AVIS du Conseil National des Transports sur le projet de protocole « transport » de la Convention Alpine

 

La Convention sur la protection des Alpes dite « Convention alpine », ratifiée par les Etats de l’arc alpin ainsi que par la Communauté Economique Européenne a pour objet la préservation de l’écosystème alpin et la prévention des risques pour la santé.

Parmi les mesures décidées par la Convention les grandes lignes de celles relatives aux transports sont déjà définies :

  • réduction des nuisances environnementales et des risques à un niveau acceptable pour l’homme, la faune, la flore et leurs biotopes ;
  • transfert sur la voie ferrée d’une partie croissante du trafic (marchandises ou voyageurs) notamment par la création d’infrastructures appropriées.
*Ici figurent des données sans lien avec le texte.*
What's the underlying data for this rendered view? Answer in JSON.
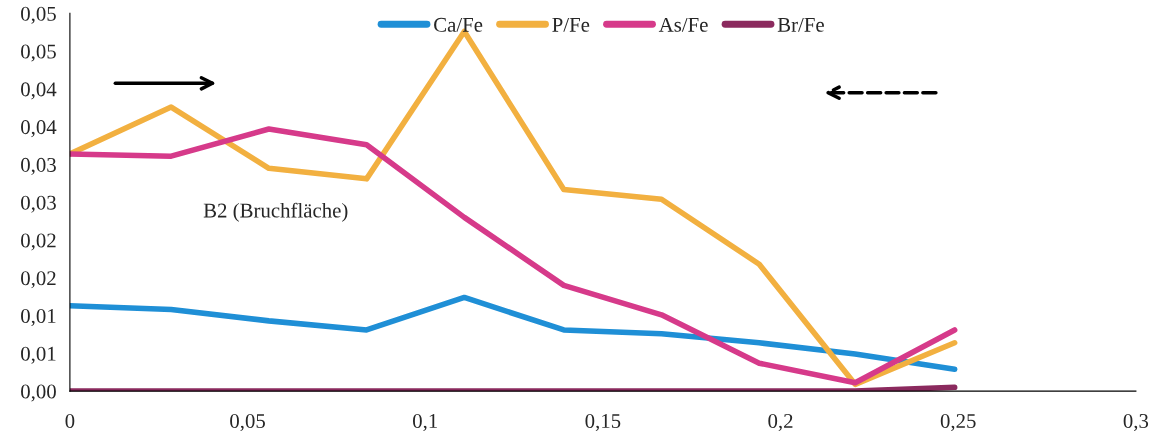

Le protocole transport a pour ambition, sur ces bases, de définir les dispositions spécifiques à mettre en œuvre pour aboutir à des transports écologiquement viables.

Le Conseil National des Transports a été saisi pour avis, par le Ministère de l’Equipement, du Logement et des Transports, par lettre du 17 décembre 1999 du projet de protocole de mise en œuvre de la Convention alpine dans le domaine des transports.

Le groupe de réflexion, présidé par M. QUEROLLE s’est réuni une fois. Des contributions verbales ou écrites, il résulte les observations suivantes :

I/ LES PRINCIPES GÉNÉRAUX DU PROTOCOLE

Ils visent à concilier développement des transports et protection d’un environnement particulièrement sensible, ils ne sont pas contestables mais leurs conditions de mise en œuvre apparaissent par trop imprécises et donc laissées à l’appréciation de chacun des Etats ou des autorités locales compétentes qui auront à s’interroger sur l’efficacité économique des solutions proposées et sur leurs délais de réalisation.

Tel est le cas par exemple du principe de précaution qui peut conduire à des décisions allant de la simple recommandation à l’interdiction totale.

2/ LES STATISTIQUES

Il est indispensable, pour permettre des décisions pertinentes, d’avoir une bonne connaissance du trafic transalpin et intralpin.

Pour le trafic transalpin, il faut déterminer non seulement son volume mais aussi recueillir toutes informations sur les origines-destinations.

Pour le trafic intralpin, une connaissance fine est également nécessaire pour évaluer le trafic généré par les activités industrielles ou artisanales locales, souvent à forte valeur ajoutée, et les activités touristiques, activités qui doivent être préservées.

3/ LES OBJECTIFS DE QUALITE

Le protocole évoque la nécessité de disposer «de critères et d’indicateurs adaptés » sans donner aucune précision ni sur la nature de ces critères ou indicateurs ni sur la façon dont ils seront élaborés.

4/  LE COÛT – FINANCEMENT

Le protocole n’aborde ni le coût des infrastructures à réaliser, ni celui des autres mesures à mettre en œuvre. Or, il apparaît nécessaire de chiffrer le coût nécessairement et incontestablement considérable des mesures préconisées, même si cette évaluation ne pourra être qu’approximative et partielle parce qu’il est difficile de chiffrer par exemple le coût de recherches technologiques liées à l’amélioration des moyens de transport.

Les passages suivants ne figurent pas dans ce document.